I am credibly informed that there is, in the city of Washington, D.C., an
annual convocation of negro men called the drag dance, which is an orgie of
lascivious debauchery beyond pen power of description. I am likewise informed
that a similar organization was lately suppressed by the police of New York
city.
In this sable performance of sexual perversion all of these men are
lasciviously dressed in womanly attire, short sleeves, low-necked dresses and
the usual ballroom decorations and ornaments of women, feathered and ribboned
head-dresses, garters, frills, flowers, ruffles, etc., and deport themselves
as women. Standing or seated on a pedestal, but accessible to all the rest, is
the naked queen (a male), whose phallic member, decorated with a ribbon, is
subject to the gaze and osculations in turn, of all the members of this
lecherous gang of sexual perverts and phallic fornicators.

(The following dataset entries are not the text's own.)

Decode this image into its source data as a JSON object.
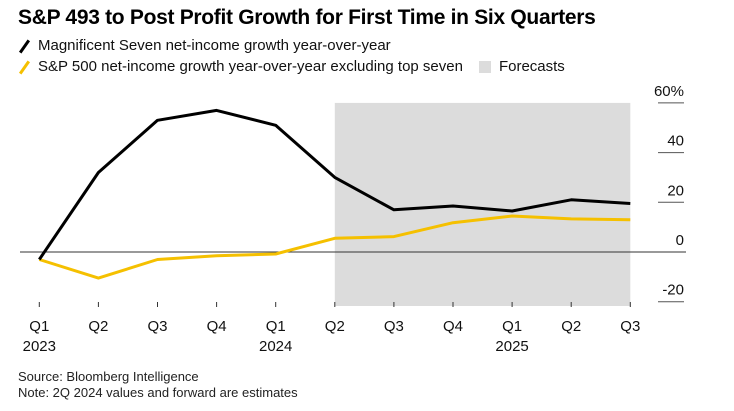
{
  "title": "S&P 493 to Post Profit Growth for First Time in Six Quarters",
  "legend": {
    "series1": "Magnificent Seven net-income growth year-over-year",
    "series2": "S&P 500 net-income growth year-over-year excluding top seven",
    "forecasts": "Forecasts"
  },
  "footer": {
    "source": "Source: Bloomberg Intelligence",
    "note": "Note: 2Q 2024 values and forward are estimates"
  },
  "chart_data": {
    "type": "line",
    "title": "S&P 493 to Post Profit Growth for First Time in Six Quarters",
    "xlabel": "",
    "ylabel": "",
    "categories": [
      "Q1 2023",
      "Q2 2023",
      "Q3 2023",
      "Q4 2023",
      "Q1 2024",
      "Q2 2024",
      "Q3 2024",
      "Q4 2024",
      "Q1 2025",
      "Q2 2025",
      "Q3 2025"
    ],
    "x_tick_labels": [
      {
        "quarter": "Q1",
        "year": "2023"
      },
      {
        "quarter": "Q2",
        "year": ""
      },
      {
        "quarter": "Q3",
        "year": ""
      },
      {
        "quarter": "Q4",
        "year": ""
      },
      {
        "quarter": "Q1",
        "year": "2024"
      },
      {
        "quarter": "Q2",
        "year": ""
      },
      {
        "quarter": "Q3",
        "year": ""
      },
      {
        "quarter": "Q4",
        "year": ""
      },
      {
        "quarter": "Q1",
        "year": "2025"
      },
      {
        "quarter": "Q2",
        "year": ""
      },
      {
        "quarter": "Q3",
        "year": ""
      }
    ],
    "series": [
      {
        "name": "Magnificent Seven net-income growth year-over-year",
        "color": "#000000",
        "values": [
          -3,
          32,
          53,
          57,
          51,
          30,
          17,
          18.5,
          16.5,
          21,
          19.5
        ]
      },
      {
        "name": "S&P 500 net-income growth year-over-year excluding top seven",
        "color": "#f5c000",
        "values": [
          -3,
          -10.5,
          -3,
          -1.5,
          -0.8,
          5.5,
          6.2,
          11.8,
          14.5,
          13.3,
          13
        ]
      }
    ],
    "forecast_region": {
      "start": "Q2 2024",
      "end": "Q3 2025",
      "label": "Forecasts",
      "color": "#dcdcdc"
    },
    "y_ticks": [
      60,
      40,
      20,
      0,
      -20
    ],
    "y_tick_labels": [
      "60%",
      "40",
      "20",
      "0",
      "-20"
    ],
    "ylim": [
      -20,
      60
    ],
    "grid": false,
    "y_axis_side": "right",
    "legend_position": "top-left"
  }
}
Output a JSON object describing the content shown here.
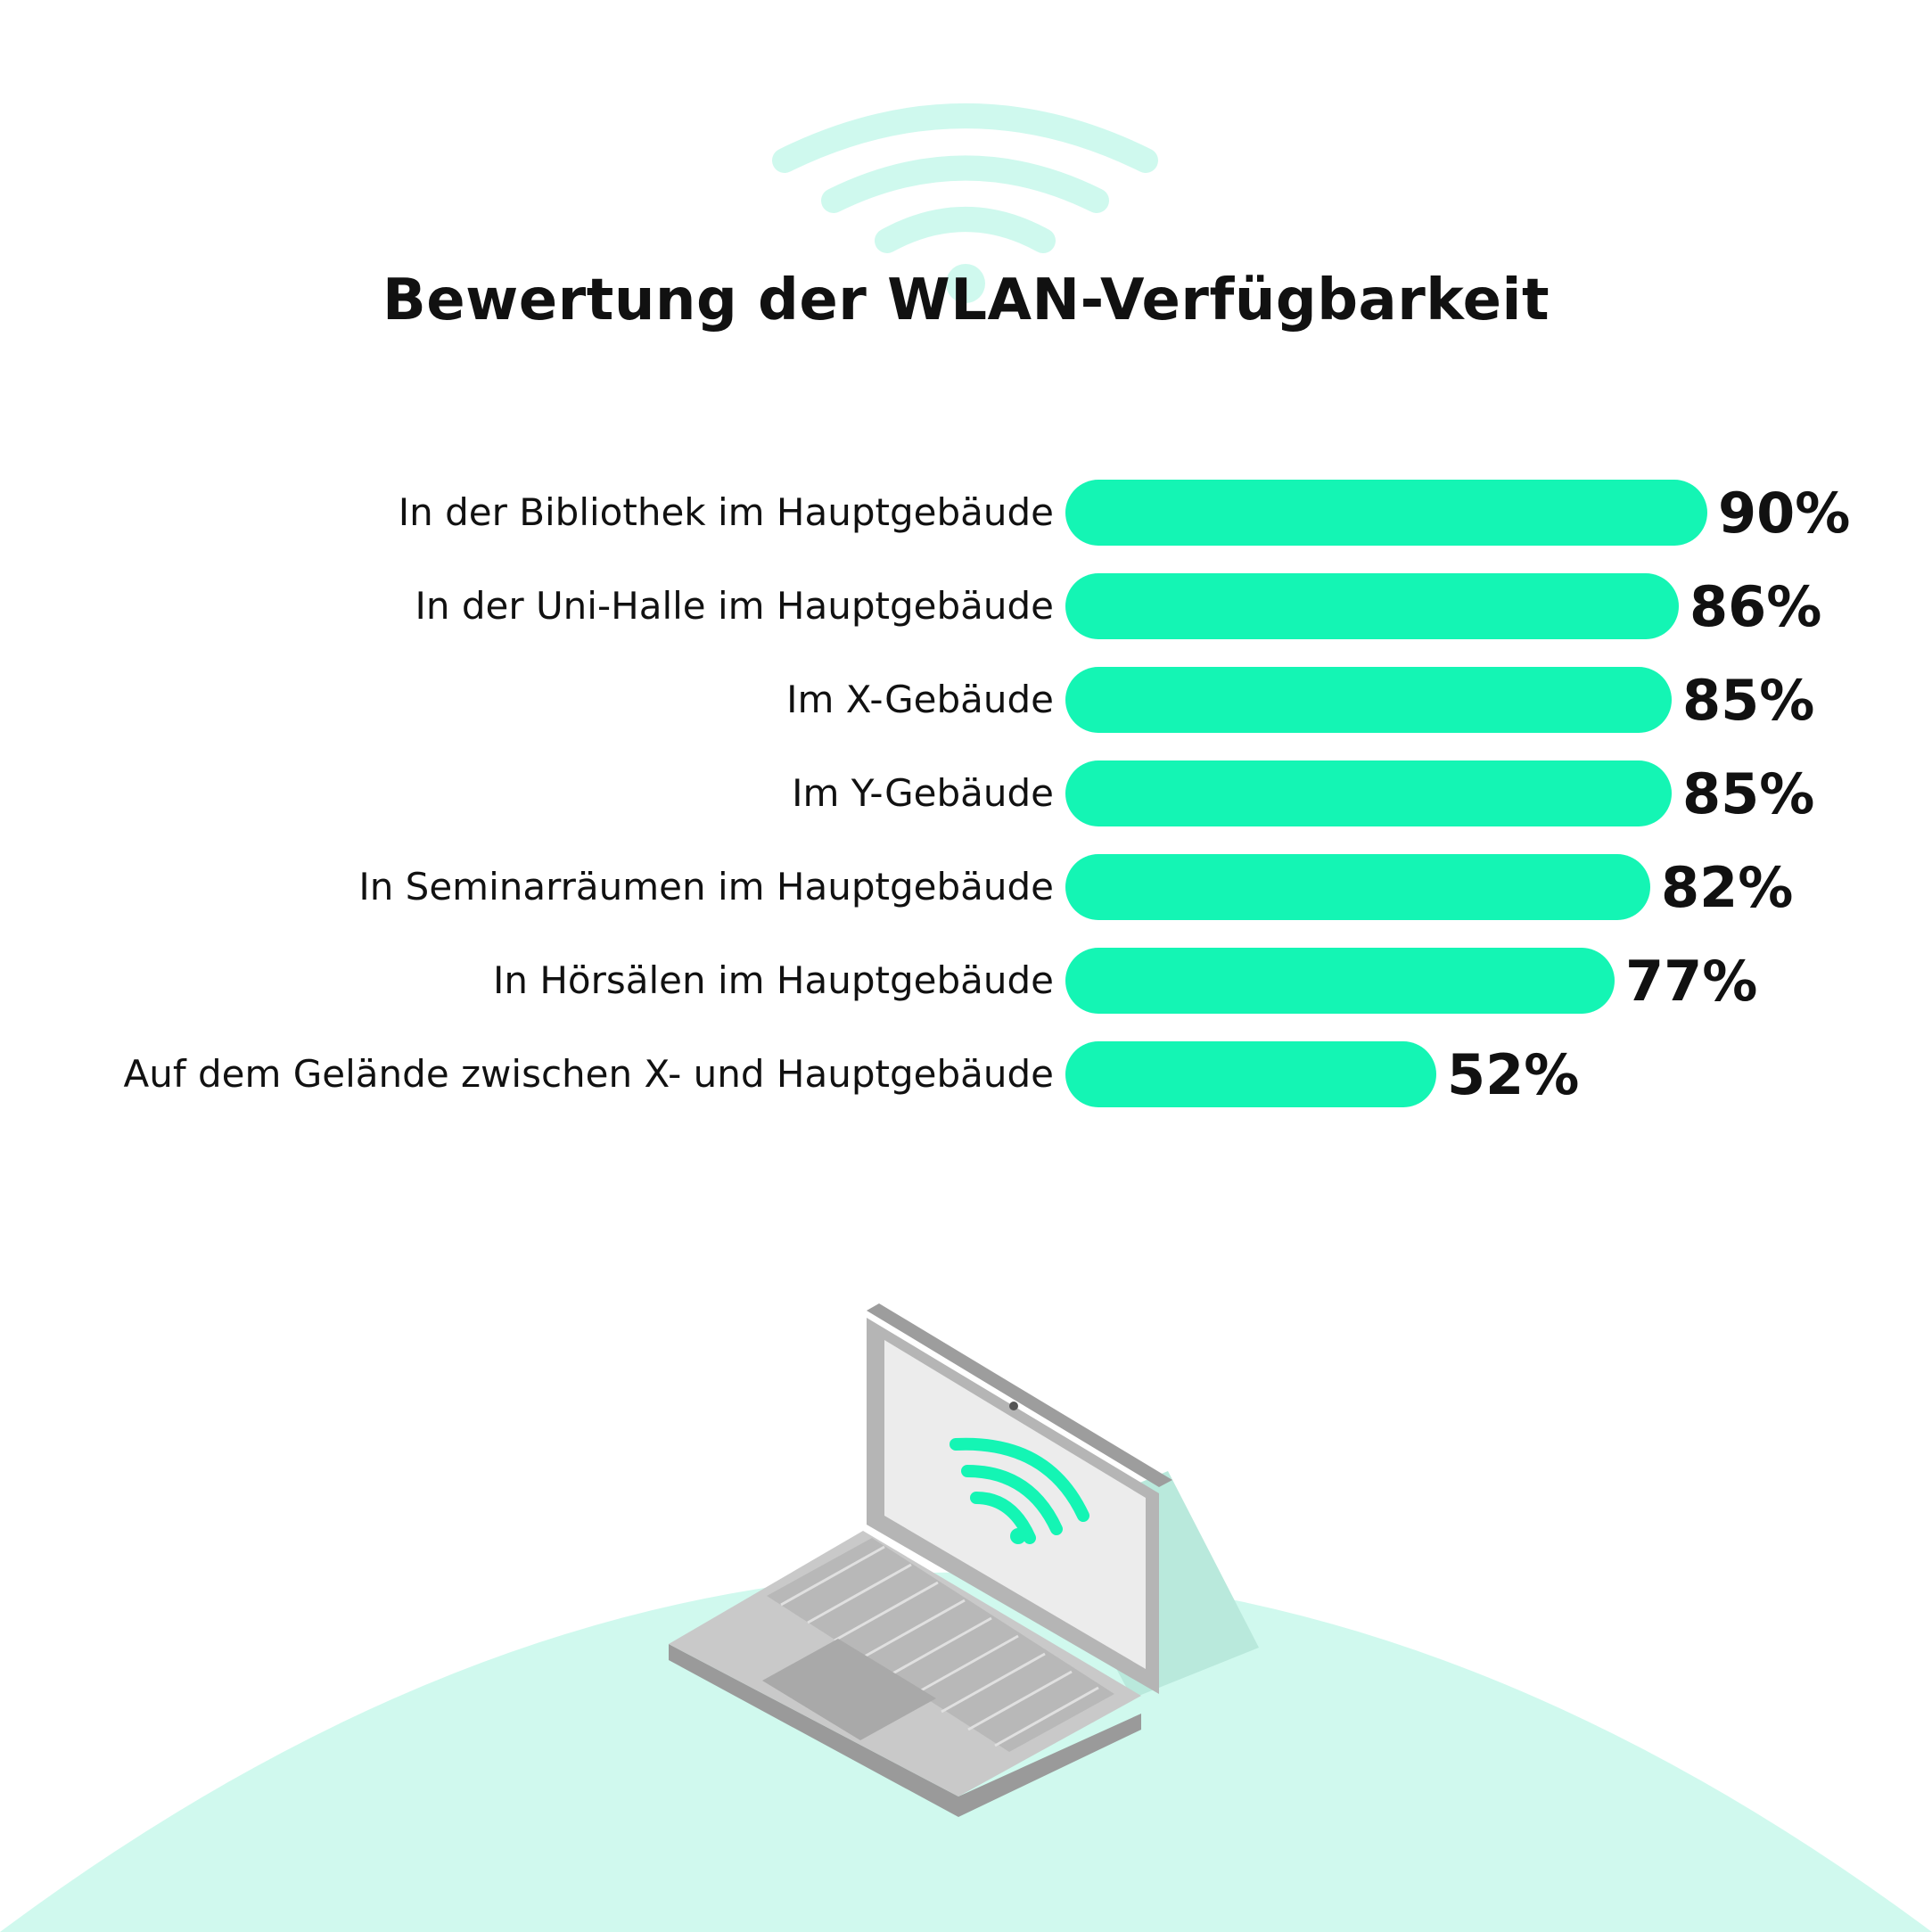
{
  "colors": {
    "bar": "#14F5B4",
    "wifi_light": "#CFF9EE",
    "hill": "#D0F9EE",
    "text": "#111111"
  },
  "icons": {
    "top": "wifi-icon",
    "bottom": "laptop-wifi-illustration"
  },
  "chart_data": {
    "type": "bar",
    "orientation": "horizontal",
    "title": "Bewertung der WLAN-Verfügbarkeit",
    "unit": "%",
    "categories": [
      "In der Bibliothek im Hauptgebäude",
      "In der Uni-Halle im Hauptgebäude",
      "Im X-Gebäude",
      "Im Y-Gebäude",
      "In Seminarräumen im Hauptgebäude",
      "In Hörsälen im Hauptgebäude",
      "Auf dem Gelände zwischen X- und Hauptgebäude"
    ],
    "values": [
      90,
      86,
      85,
      85,
      82,
      77,
      52
    ],
    "value_labels": [
      "90%",
      "86%",
      "85%",
      "85%",
      "82%",
      "77%",
      "52%"
    ],
    "xlim": [
      0,
      100
    ],
    "grid": false,
    "legend": "none"
  }
}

Among those who annually assemble in this strange libidinous display are
cooks, barbers, waiters and other employes of Washington families, some even
higher in the social scale—some being employed as subordinates in the
Government departments.46
Footnotes
46. [CharlesH. Hughes], "Postscript to Paper on ‘Erotopathia,’—An
Organization of Colored Erotopaths," Alienist and Neurologist (St.
Louis, Mo.), vol. 14, no.4 (Oct 1893), p. 731-32. Dr. Hughes’s paper
titled "Erotopathia.—Morbid Eroticism" is in thc same issue of
the Alienfst and Neurologist, p. 531-78. References to an
"androgynous’ band of Blacks being raided by the police in
Washington, D.C. and to a New Orleans "vadoux" society are in
Rosse p. 802, 805-07. Rosse is apparently Hughes’s source.
[Irving C. Rosse, "Sexual Hypochondriasis and Perversion of the
Genesic Instinct," Journal of Nervous and Mental Disease (N.Y.),
whole ser. vol. 19, new ser., val. 17, no.11 (Nov. 1892), p. 799.]